Bio

Dr. Ammar A. Malik is a Senior Research Scientist at AidData, a research lab at William & Mary, where he leads the Chinese Development Finance Program that uses pioneering methodologies to track and analyze underreported financial flows from non-traditional donors to developing countries.

A former Data Governance Manager at AstraZeneca's Data Science Division, Ammar has over 10 years of experience in government programming, non-profit research and private sector research management. Until September 2020, he was Director of Research at Evidence for Policy Design (EPoD), a research initiative in the Center for International Development at Harvard University, where he led research-policy collaborations by deploying evidence-based insights and training to improve public policies and leadership.

His research covers several themes within urban economic development: spatial structures of cities, transport infrastructure investments, labor markets, public service delivery, forced displacement, and gender.
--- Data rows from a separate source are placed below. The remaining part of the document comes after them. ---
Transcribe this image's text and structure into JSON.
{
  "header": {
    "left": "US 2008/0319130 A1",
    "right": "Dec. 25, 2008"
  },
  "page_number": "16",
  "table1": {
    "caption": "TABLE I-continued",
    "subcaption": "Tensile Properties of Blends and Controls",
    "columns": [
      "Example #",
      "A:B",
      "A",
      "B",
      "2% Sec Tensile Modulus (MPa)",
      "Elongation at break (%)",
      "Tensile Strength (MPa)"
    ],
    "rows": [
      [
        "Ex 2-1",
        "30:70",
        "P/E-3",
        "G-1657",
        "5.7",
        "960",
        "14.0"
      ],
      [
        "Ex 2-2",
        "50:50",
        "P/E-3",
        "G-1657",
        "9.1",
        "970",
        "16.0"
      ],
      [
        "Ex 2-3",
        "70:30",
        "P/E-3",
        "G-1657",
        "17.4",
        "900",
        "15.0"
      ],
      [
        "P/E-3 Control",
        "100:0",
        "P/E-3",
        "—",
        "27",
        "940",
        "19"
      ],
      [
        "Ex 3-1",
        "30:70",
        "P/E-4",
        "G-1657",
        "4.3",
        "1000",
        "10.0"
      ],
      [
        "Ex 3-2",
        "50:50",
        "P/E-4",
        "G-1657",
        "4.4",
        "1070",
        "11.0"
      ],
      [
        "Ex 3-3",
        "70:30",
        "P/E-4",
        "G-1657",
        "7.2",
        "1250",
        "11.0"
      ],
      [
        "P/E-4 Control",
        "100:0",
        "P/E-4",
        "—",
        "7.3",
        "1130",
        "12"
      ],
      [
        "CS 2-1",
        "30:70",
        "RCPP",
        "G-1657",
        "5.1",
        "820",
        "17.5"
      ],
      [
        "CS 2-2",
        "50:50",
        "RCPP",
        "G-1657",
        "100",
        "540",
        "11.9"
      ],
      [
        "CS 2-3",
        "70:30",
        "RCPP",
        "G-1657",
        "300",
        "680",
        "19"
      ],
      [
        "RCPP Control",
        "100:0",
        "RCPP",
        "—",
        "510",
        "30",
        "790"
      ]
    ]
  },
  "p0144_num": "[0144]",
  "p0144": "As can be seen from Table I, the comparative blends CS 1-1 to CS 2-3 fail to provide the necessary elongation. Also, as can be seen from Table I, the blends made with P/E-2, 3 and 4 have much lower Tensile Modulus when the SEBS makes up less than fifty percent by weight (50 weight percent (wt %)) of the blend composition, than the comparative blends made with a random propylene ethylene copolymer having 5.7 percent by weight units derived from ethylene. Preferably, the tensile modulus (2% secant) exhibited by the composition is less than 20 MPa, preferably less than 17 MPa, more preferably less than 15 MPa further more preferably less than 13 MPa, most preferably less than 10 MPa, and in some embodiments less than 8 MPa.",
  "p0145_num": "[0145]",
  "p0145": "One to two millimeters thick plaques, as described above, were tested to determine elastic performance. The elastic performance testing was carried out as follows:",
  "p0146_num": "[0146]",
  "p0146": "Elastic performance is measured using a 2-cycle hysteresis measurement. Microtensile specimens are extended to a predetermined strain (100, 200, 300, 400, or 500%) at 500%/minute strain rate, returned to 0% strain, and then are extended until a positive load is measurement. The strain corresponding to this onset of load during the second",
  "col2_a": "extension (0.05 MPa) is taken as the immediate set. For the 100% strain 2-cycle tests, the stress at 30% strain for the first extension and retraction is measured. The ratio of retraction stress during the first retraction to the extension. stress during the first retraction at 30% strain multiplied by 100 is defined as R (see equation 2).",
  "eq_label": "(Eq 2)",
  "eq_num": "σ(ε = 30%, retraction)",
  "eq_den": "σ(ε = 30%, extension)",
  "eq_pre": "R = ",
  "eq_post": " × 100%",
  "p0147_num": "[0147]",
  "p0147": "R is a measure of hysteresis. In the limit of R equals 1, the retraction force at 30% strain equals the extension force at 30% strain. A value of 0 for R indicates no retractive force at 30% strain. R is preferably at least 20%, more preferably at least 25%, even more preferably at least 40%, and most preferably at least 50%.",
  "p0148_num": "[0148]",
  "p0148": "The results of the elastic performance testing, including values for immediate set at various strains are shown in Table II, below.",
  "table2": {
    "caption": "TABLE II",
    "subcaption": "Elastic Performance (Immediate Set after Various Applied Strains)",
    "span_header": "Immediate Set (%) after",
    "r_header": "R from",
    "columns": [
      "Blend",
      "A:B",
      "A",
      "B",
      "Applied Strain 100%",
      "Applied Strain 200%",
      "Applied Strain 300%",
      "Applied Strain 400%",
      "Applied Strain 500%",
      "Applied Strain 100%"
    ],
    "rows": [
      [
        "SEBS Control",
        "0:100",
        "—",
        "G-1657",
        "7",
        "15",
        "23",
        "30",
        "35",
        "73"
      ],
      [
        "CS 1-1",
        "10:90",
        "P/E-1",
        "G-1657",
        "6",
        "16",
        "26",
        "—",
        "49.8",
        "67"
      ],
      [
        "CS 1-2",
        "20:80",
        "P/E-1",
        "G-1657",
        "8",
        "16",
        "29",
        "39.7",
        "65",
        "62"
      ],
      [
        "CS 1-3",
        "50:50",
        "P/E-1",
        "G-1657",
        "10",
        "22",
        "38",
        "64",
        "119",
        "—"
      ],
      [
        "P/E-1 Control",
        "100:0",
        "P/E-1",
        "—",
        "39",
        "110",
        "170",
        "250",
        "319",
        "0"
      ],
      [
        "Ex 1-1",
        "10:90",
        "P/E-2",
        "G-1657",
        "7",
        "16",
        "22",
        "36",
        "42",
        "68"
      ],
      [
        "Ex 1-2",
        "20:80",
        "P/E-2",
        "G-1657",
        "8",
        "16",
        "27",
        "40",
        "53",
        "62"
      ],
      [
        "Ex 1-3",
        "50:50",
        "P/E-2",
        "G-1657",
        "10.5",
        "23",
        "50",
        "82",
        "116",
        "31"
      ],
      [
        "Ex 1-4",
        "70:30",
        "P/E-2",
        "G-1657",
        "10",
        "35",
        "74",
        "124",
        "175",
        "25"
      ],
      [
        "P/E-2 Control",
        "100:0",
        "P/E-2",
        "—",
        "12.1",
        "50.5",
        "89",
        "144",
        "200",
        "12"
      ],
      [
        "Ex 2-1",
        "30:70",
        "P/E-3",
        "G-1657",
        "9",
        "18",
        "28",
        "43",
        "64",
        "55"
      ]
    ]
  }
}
Dr. Malik's broader research agenda seeks to understand how the form and function of cities, particularly the physical mobility of its residents, shapes economic outcomes at the individual and regional levels. His papers have appeared in leading academic journals, including Environmental Modeling and Software, Science and Public Policy, Journal of Transport Geography and the Journal of Artificial Societies and Social Simulation.

He has won over a dozen competitive research grants totaling over $4 million from leading institutions such as the World Bank, Hewlett Foundation, Canada's IDRC, UK's DFID, US Department of State, US Agency for International Development, Germany's GIZ and the International Growth Centre. His paper exploring the gendered impacts of environmental degradation on urban women in India, Pakistan and Bangladesh won the 2019 Best Paper Award for Comparative Public Policy by the Association of Public Policy and Management (APPAM). His research on the impact of gender based violence in urban public transit won the World Bank and Sexual Violence Research Initiative's 2017 Development Marketplace Innovation Award.

Prior to Harvard, he was Senior Research Associate at the Urban Institute in Washington DC, where he conceived, fund-raised for and led research programs on women’s economic empowerment and growth, the policy implications of forced displacement, and urban resilience building. A former corporate banker at Standard Chartered, he has completed consulting assignments for Pakistan's National Disaster Management Authority, UNESCO, International Food Policy Research Institute, the UK's Foreign and Commonwealth Office, US Agency for International Development and several others.

He is also an Affiliate of the Middle East Initiative at Harvard's Belfer Center for Science and International Affairs at Harvard University, Non-Resident Fellow at the Urban Institute, Research Fellow at the Center for Economic Research in Pakistan and Fellow at the Consortium for Development Policy Research. He has completed research projects in over 20 countries across Asia and Africa.

Dr. Malik obtained his PhD in Public Policy from George Mason University, MA in Public Affairs from Institut d’Etudes Politiques (Sciences Po) Paris, MA in Public Policy from the Lee Kuan Yew School of Public Policy at the National University of Singapore and BA in Economics and Mathematics from the Lahore University of Management Sciences.